Thomson Reuters GFMS reports that total silver physical demand rose 13% in 2013 to an all-time high of 1,081.1 million ounces.

    Unprecedented coin buying and strong silver jewelry purchases, fueled by a 24 percent drop in prices, sent physical silver demand to a record high in 2013, a top analyst at metals consultant Thomson Reuters GFMS said on Tuesday.

    Resilient demand so far this year should keep 2014 silver prices from falling sharply year-over-year, said Andrew Leyland, manager of precious metal demand at Thomson Reuters GFMS.

    In April 2013, a dramatic two-day $5 slide and a similar $225 drop in gold unleashed years of pent-up physical demand for coins and bars among retail investors who had been waiting for a bargain entry price point, particularly in the lower-priced silver.

    Even as institutional investors exited their positions in gold exchange-traded funds last year, silver ETF holdings have still held relatively steady.

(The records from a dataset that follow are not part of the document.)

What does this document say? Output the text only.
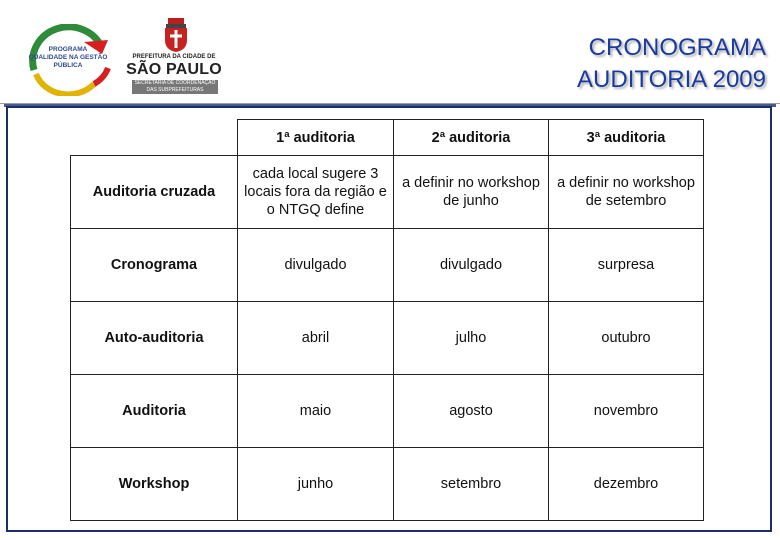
PROGRAMA
QUALIDADE NA GESTÃO
PÚBLICA
PREFEITURA DA CIDADE DE
SÃO PAULO
SECRETARIA DE COORDENAÇÃO
DAS SUBPREFEITURAS
CRONOGRAMA
AUDITORIA 2009
	1ª auditoria	2ª auditoria	3ª auditoria
Auditoria cruzada	cada local sugere 3 locais fora da região e o NTGQ define	a definir no workshop de junho	a definir no workshop de setembro
Cronograma	divulgado	divulgado	surpresa
Auto-auditoria	abril	julho	outubro
Auditoria	maio	agosto	novembro
Workshop	junho	setembro	dezembro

    “Silver has been holding up a lot better than gold. There’s been a view in the market that sub-$20 silver is actually quite good value as a lot of retail investors have this psychologically important $20 level in mind,” Leyland told Reuters ahead of the release of World Silver Survey on behalf of industry group Silver Institute.

    For 2013, total silver physical demand rose 13 percent to an all-time high of 1,081.1 million ounces.

    Price-sensitive silver jewelry and silverware demand both rose more than 10 percent last year, supported by an increase in silver imports by India, Leyland said.

    India, traditionally the world’s largest bullion consumer, has hiked its gold import taxes and unveiled a flurry of regulations earlier this year in an attempt to reduce its current account deficit and to lift the rupee from record lows.

    Silver’s industrial demand, which is largely insensitive to prices and represents about half of its annual global demand, remained largely flat in 2013.


    Looking forward, Leyland said he expects silver jewelry demand to have risen in the first three months of 2014.

    In terms of silver investment coin buying, he said that demand fell slightly due to higher sales tax in European countries such as Germany and Estonia so far this year.

    U.S. Mint data showed silver coin sales have outperformed that of gold in the first four months of the year.

    GFMS’ Leyland said he still expects full-year silver prices to average $19 in 2014, lower than the $23.79 in 2013.

    Expected U.S. dollar strengthening this year and improving equities market prices should pressure assets such as gold and silver which are often seen as safe havens, he said.

    “It’s more likely a change in investor sentiment will impact silver on the downside rather than fundamentals, which is looking pretty strong,” Leyland said.